Author: Caroline DeBruin
In Fraser Health Authority and British Columbia General Employees’ Union (L. Capozzi Grievance), 2022 CanLII 25560 (BC LA), an employee (the “Grievor”) was dismissed after she repeatedly refused to take a COVID-19 vaccine and indicated that she had no intention of ever becoming vaccinated. In response to her termination, the Union filed a grievance alleging unjust discharge. This grievance was dismissed by Arbitrator Koml Kandola.
The Provincial Health Officer of British Columbia issued a public health order mandating health authority employees shall be vaccinated against COVID-19 (the “Hospital and Community Order”). This public health order was issued without an expiry date.
The Grievor worked as a substance abuse counsellor with Fraser Health Authority (the “Employer”) and, due to the nature of her role, was subject to the Hospital and Community Order. However, the Grievor did not get vaccinated against COVID-19 and as a result was precluded from working for the Employer.
The Employer repeatedly advised the Grievor of the government vaccination requirements and afforded her ample opportunity to become vaccinated. Further, the Employer clearly notified her of the repercussions of failing to get vaccinated. Despite the Employer’s efforts, the Grievor chose not to get vaccinated and advised the Employer that she had no intention of ever becoming vaccinated.

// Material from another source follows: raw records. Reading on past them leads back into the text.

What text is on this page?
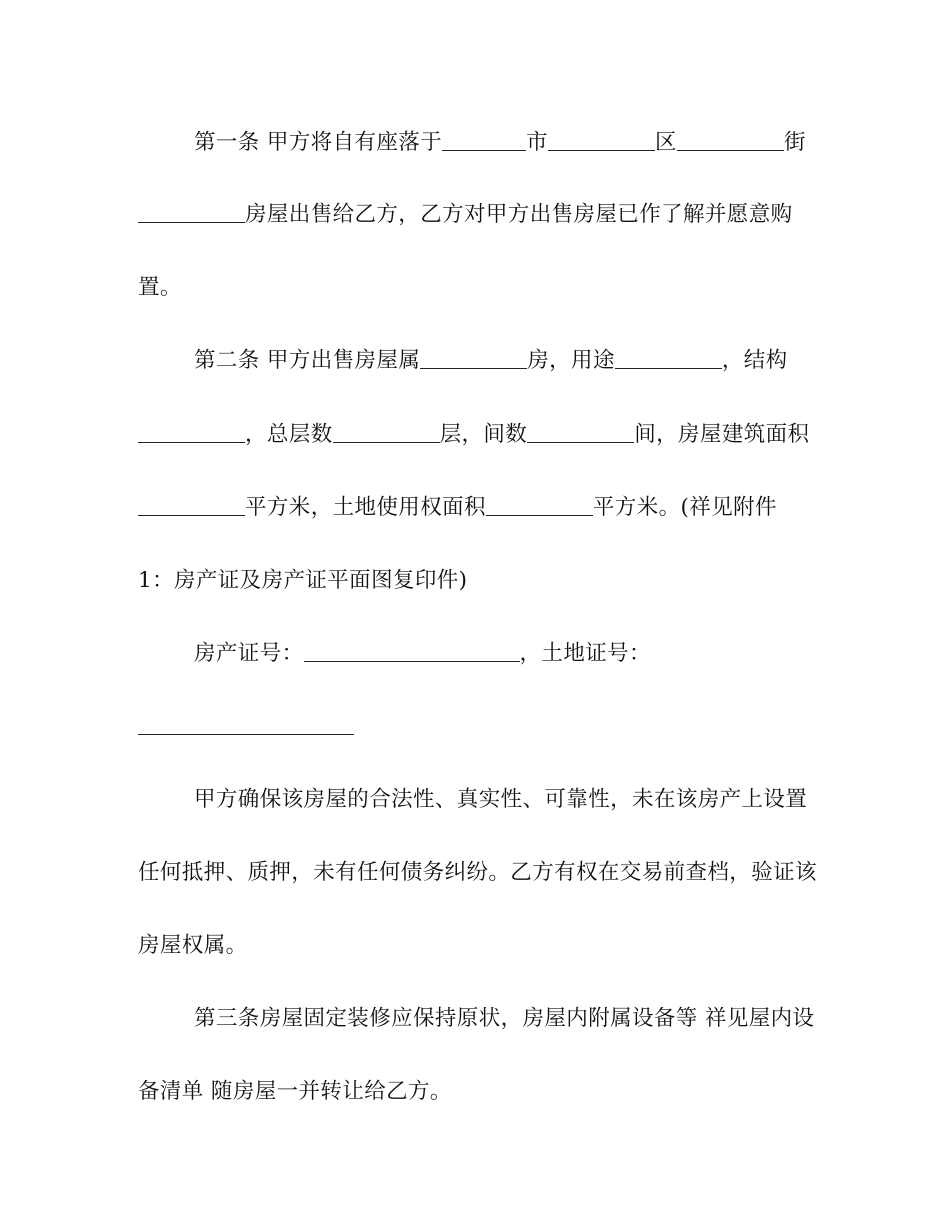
第一条 甲方将自有座落于	市	区	街
房屋出售给乙方，乙方对甲方出售房屋已作了解并愿意购
置。
第二条 甲方出售房屋属	房，用途	，结构
，总层数	层，间数	间，房屋建筑面积
平方米，土地使用权面积	平方米。(祥见附件
1：房产证及房产证平面图复印件)
房产证号：	，土地证号：
甲方确保该房屋的合法性、真实性、可靠性，未在该房产上设置
任何抵押、质押，未有任何债务纠纷。乙方有权在交易前查档，验证该
房屋权属。
第三条房屋固定装修应保持原状，房屋内附属设备等 祥见屋内设
备清单 随房屋一并转让给乙方。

Eventually, the Grievor’s employment was terminated due to her non-compliance with the Hospital and Community Order and her resulting inability to work. Notably, the Employer did not attempt to rely on its own vaccination policy, but instead cited only the Hospital and Community Order.
At the outset of her decision, Arbitrator Kandola stated that she would not rule on the validity of either the Hospital and Community Order or the vaccination policy that the Employer had implemented to comply with the Hospital and Community Order. Therefore, the only issue before Arbitrator Kandola was whether the Employer had just and reasonable cause to terminate the Grievor’s employment.

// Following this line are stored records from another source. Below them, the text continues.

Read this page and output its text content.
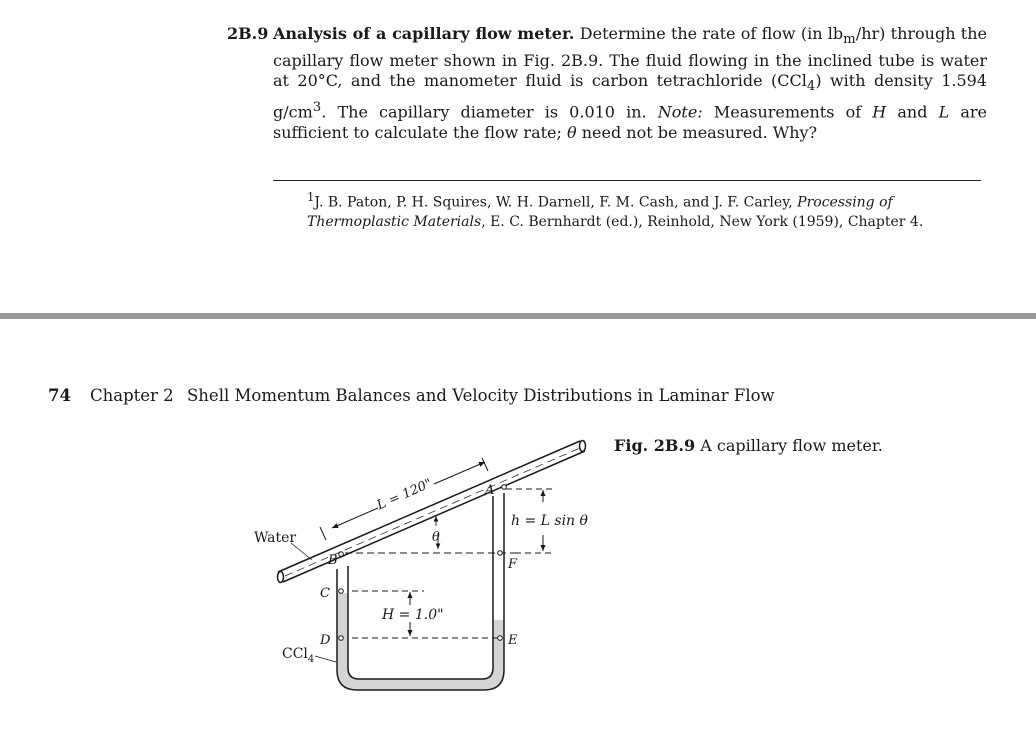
2B.9 Analysis of a capillary flow meter. Determine the rate of flow (in $lb_m/hr$) through the capillary flow meter shown in Fig. 2B.9. The fluid flowing in the inclined tube is water at 20°C, and the manometer fluid is carbon tetrachloride (CCl$_4$) with density 1.594 $g/cm^3$. The capillary diameter is 0.010 in. Note: Measurements of H and L are sufficient to calculate the flow rate; θ need not be measured. Why?
$^1$J. B. Paton, P. H. Squires, W. H. Darnell, F. M. Cash, and J. F. Carley, Processing of Thermoplastic Materials, E. C. Bernhardt (ed.), Reinhold, New York (1959), Chapter 4.
74 Chapter 2 Shell Momentum Balances and Velocity Distributions in Laminar Flow
Fig. 2B.9 A capillary flow meter.
L = 120"	A
B
C
D	E
F
θ
h = L sin θ
H = 1.0"
Water
CCl$_4$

The Union argued that termination of employment was not compulsory under the Hospital and Community Order; instead, the Employer could have placed the Grievor on an unpaid leave. Arbitrator Kandola rejected this argument, finding that the employee had chosen to render herself statutorily ineligible to work indefinitely and, in doing so, had given the Employer cause for some action.
Arbitrator Kandola then canvassed the provisions of the parties’ collective agreement and found that they did not create any entitlement to an unpaid leave of absence of indefinite length where an employee is legally prohibited from working and, due to personal choice, has no foreseeable prospect of returning to work. Arbitrator Kandola also found that no such entitlement existed in arbitral law. As such, an indefinite leave of absence was not available to the Grievor.
In her decision to dismiss the grievance, Arbitrator Kandola took particular note of the Hospital and Community Order’s indefinite nature and the grievor’s inability to return to work in the foreseeable future. At the time of the Grievor’s dismissal, the Public Health Officer had not provided any indication that the Hospital and Community Order would be lifted in the foreseeable future and, instead, had repeatedly recommended vaccination as a key tool in British Columbia’s continued response to the pandemic.
Based on these factors, there was no path forward for the Grievor’s continued employment while the Hospital and Community Order was in effect, and it was reasonable for the Employer to terminate the Grievor’s employment.
Key Action Points for Human Resources and In-house Counsel
Employers should be cautious about depending on this case as authority for the principle that refusing to abide by a workplace vaccination policy justifies termination. Arbitrator Kandola’s decision is unique in that it upholds employment termination by relying on noncompliance with a public health order and, critically, the employee’s choice to remain “statutorily ineligible to work.” Although termination of employment was not required, it was reasonable in the circumstances as the employee had no prospect of returning to work for the foreseeable future.